Updated

The administration's signature foreign aid program and Iraq reconstruction would get less money than President Bush sought in a bill a House subcommittee approved Friday.

On a unanimous voice vote, the House Appropriations Committee's foreign operations panel approved a $21.3 billion measure that would pay for foreign assistance programs for the budget year that begins Oct. 1. Overall, the measure is $2.4 billion less than the $23.7 billion the administration wanted.

Rep. Jim Kolbe, R-Ariz., and the subcommittee chairman, blamed the reduction on pressures in other areas of the budget, such as the wars in Iraq and Afghanistan.

The bill would provide the $3.4 billion Bush wanted to combat HIV/AIDS, tuberculosis and malaria throughout the world. And it has the $450 million he sought for assistance in Sudan, including $138 million for the war-ravaged Darfur region.

It also would make available $2.3 billion for the military in Israel and $120 million for economic assistance to that country, the amounts the president wanted.

The measure slices funding in two key areas.

Bush would get $1 billion less for the Millennium Challenge Corporation, the administration's hallmark program designed to reward developing nations for good governance and a commitment to democracy. The president wanted $3 billion, but the House — as it has in previous years — cut his request, this time to $2 billion.

Kolbe, a longtime supporter of the program, said the lower amount was necessary because of budget constraints. "Something's got to give somewhere," he said.

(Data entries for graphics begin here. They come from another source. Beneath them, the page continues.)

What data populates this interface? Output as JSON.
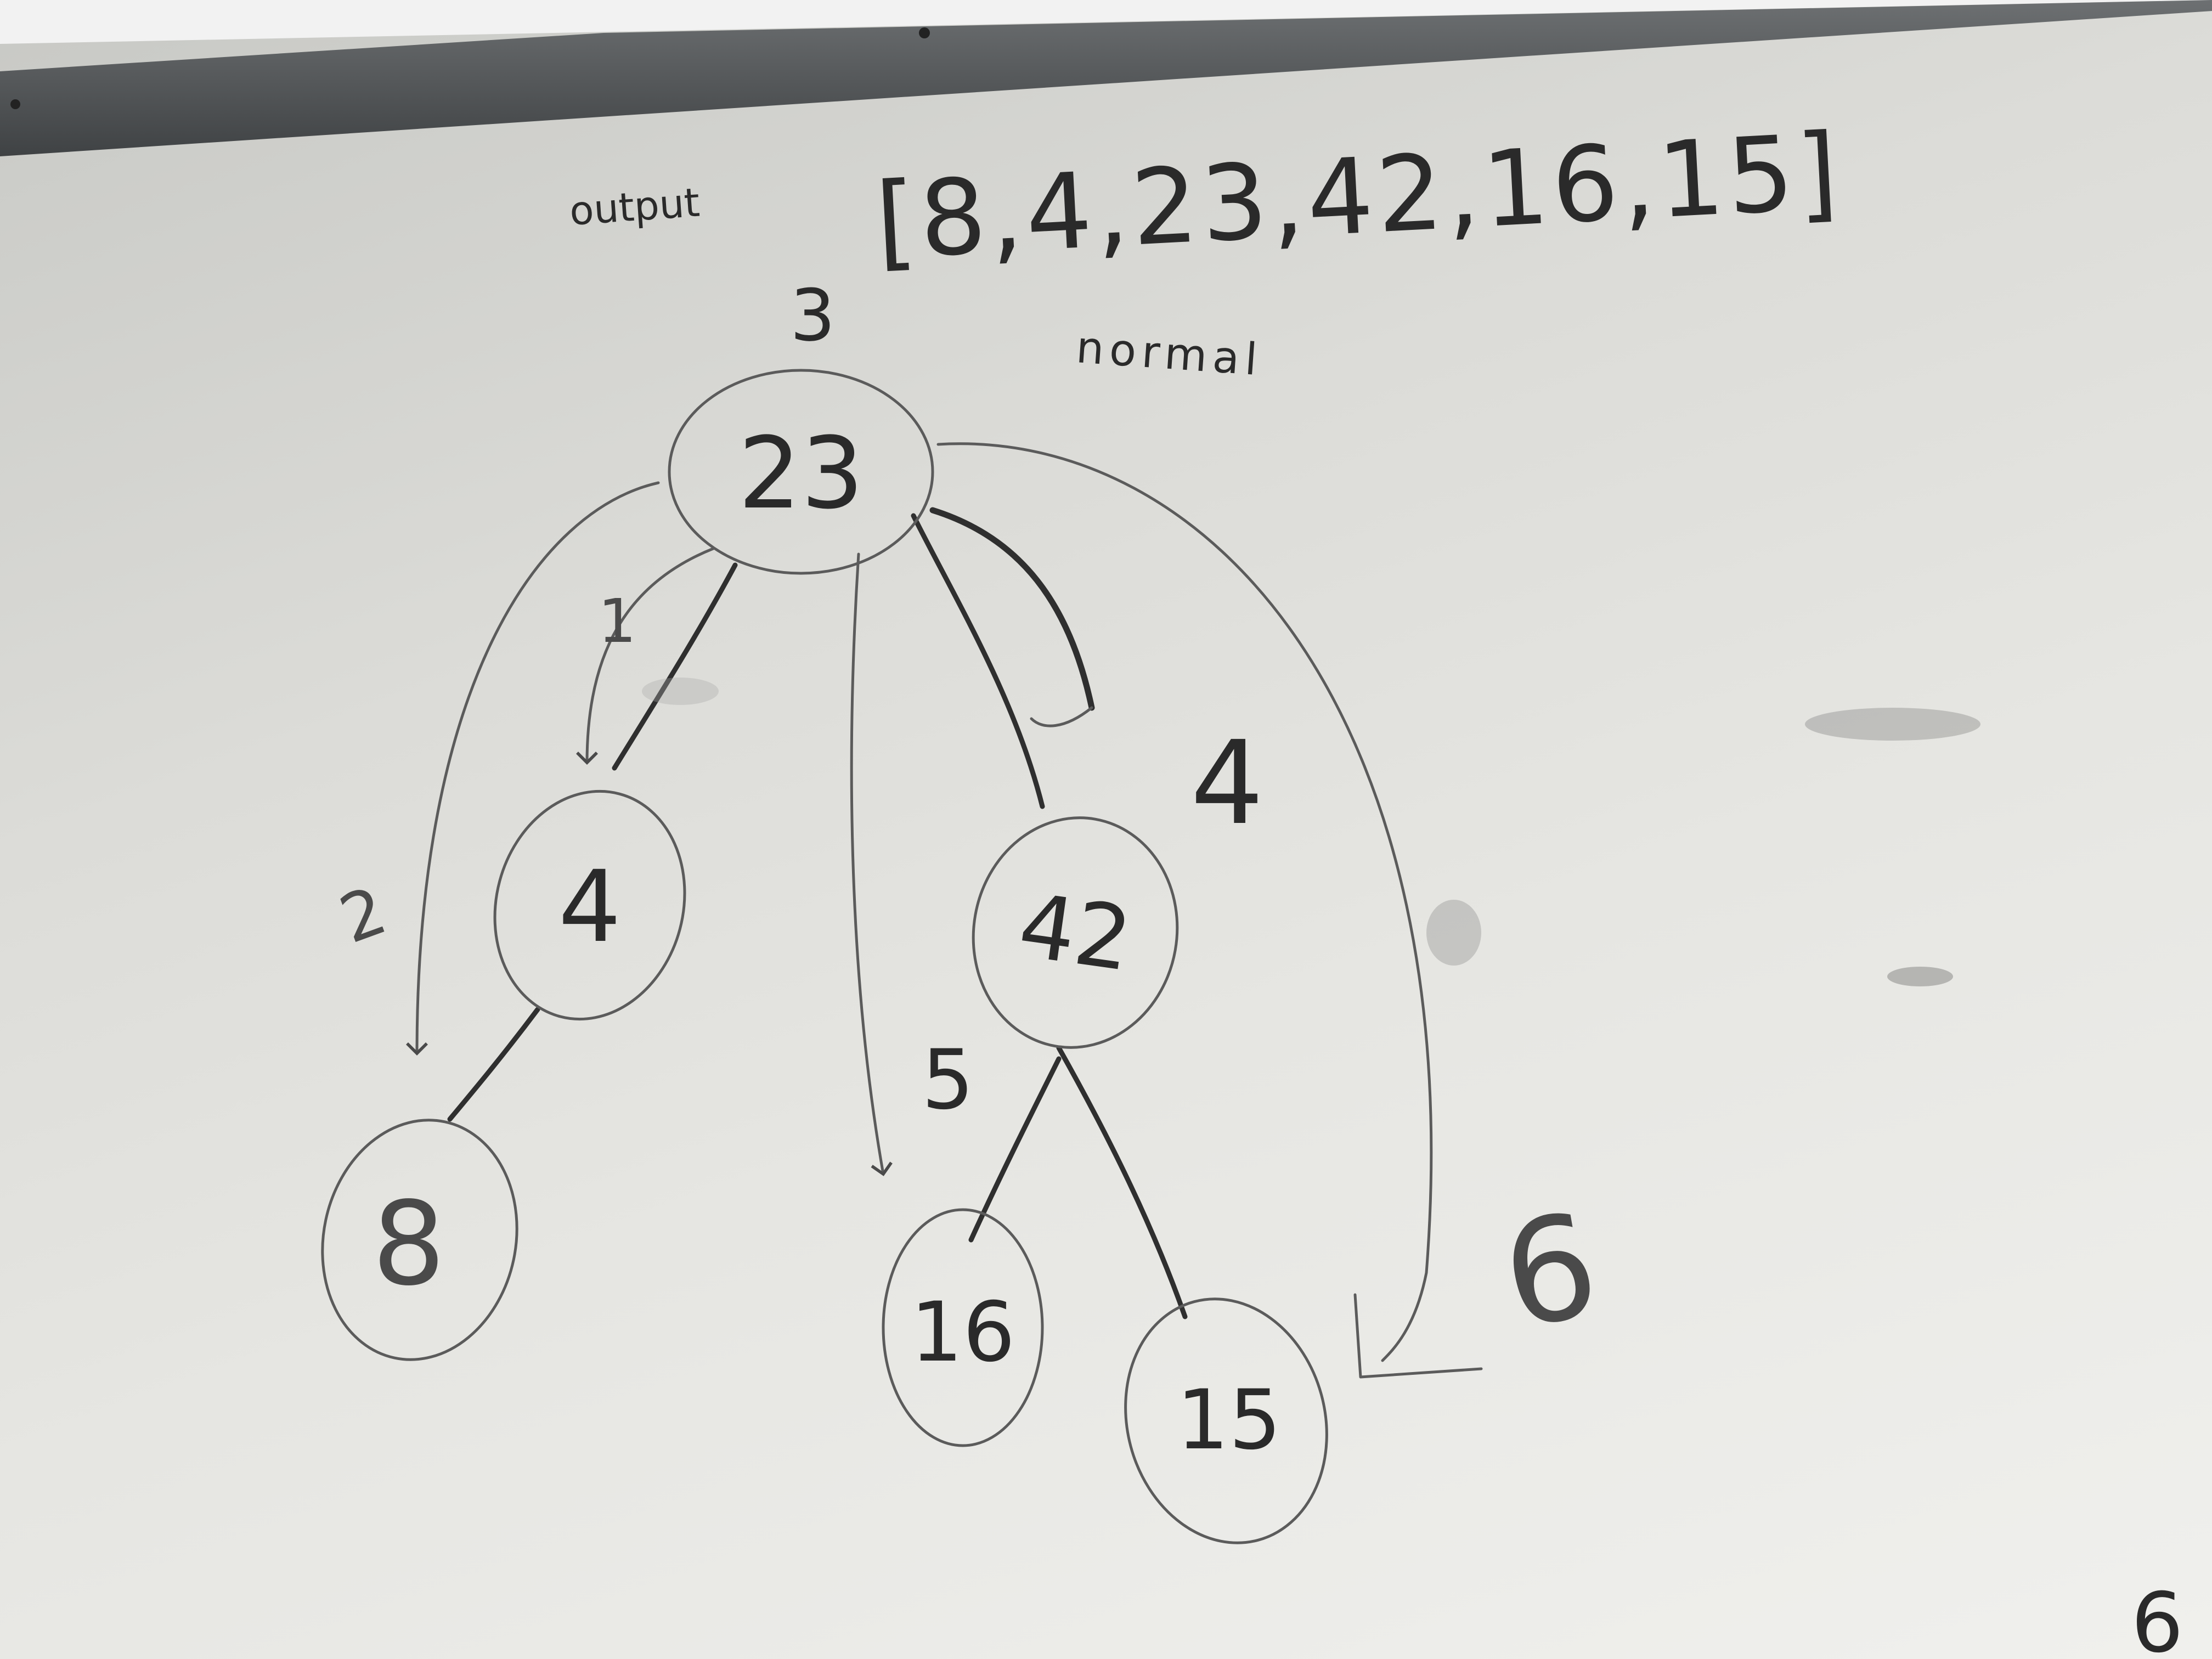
{
  "whiteboard": {
    "output_label": "output",
    "output_array": "[8,4,23,42,16,15]",
    "normal_label": "normal",
    "colors": {
      "board": "#e4e4e0",
      "marker": "#2f2f2f",
      "frame": "#56595b"
    }
  },
  "tree": {
    "nodes": [
      {
        "id": "n23",
        "label": "23"
      },
      {
        "id": "n4",
        "label": "4"
      },
      {
        "id": "n42",
        "label": "42"
      },
      {
        "id": "n8",
        "label": "8"
      },
      {
        "id": "n16",
        "label": "16"
      },
      {
        "id": "n15",
        "label": "15"
      }
    ],
    "edges": [
      [
        "23",
        "4"
      ],
      [
        "23",
        "42"
      ],
      [
        "4",
        "8"
      ],
      [
        "42",
        "16"
      ],
      [
        "42",
        "15"
      ]
    ],
    "traversal_order_marks": [
      "1",
      "2",
      "3",
      "4",
      "5",
      "6"
    ]
  },
  "corner_mark": "6"
}
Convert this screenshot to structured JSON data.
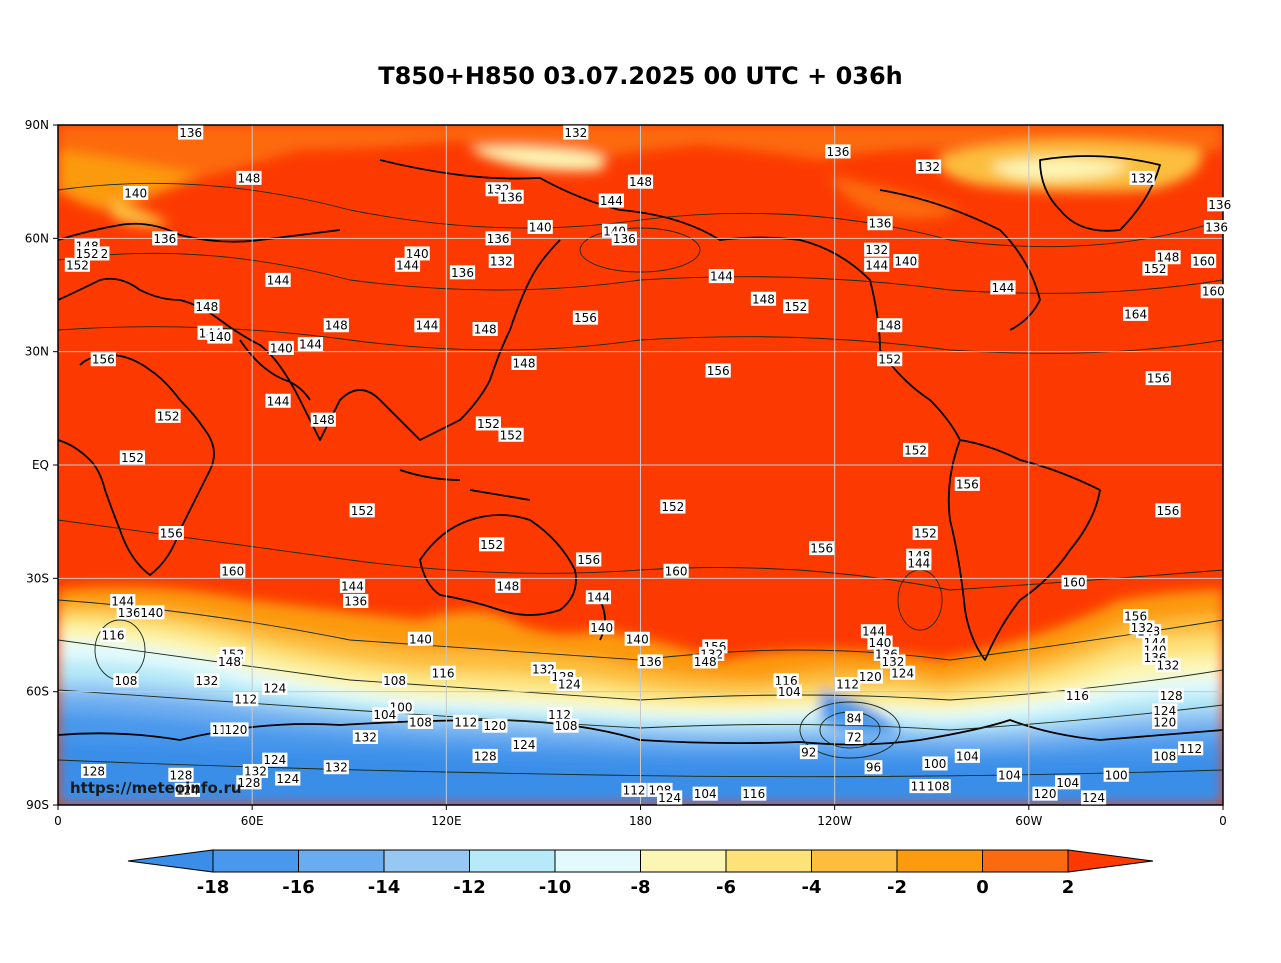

The $2 billion is $248 million more than the program got in the current budget.

On Iraq, the president would get $522 million in the House bill to promote stabilization and reconstruction of Iraq, roughly $227 million below the $749 million he wanted. However, $1.6 billion for the effort is included in a separate war-spending bill making its way through Congress.

"We're being very generous in our funding of Iraqi reconstruction needs," Kolbe said.

The House bill also would not provide $150 million the president initially sought in economic aid for the West Bank and Gaza.

Kolbe said the administration agreed with that reduction, given that the new Hamas-led government was elected after the president asked for the money in February. The Bush administration considers Hamas a terrorist organization, and has cut off much aid to the Palestinians.

However, the administration has pledged to help meet the humanitarian needs of the Palestinian people through charities and other means. To that end, the House bill would provide $80 million for humanitarian assistance and democracy programs as long as the money is not used to support Hamas.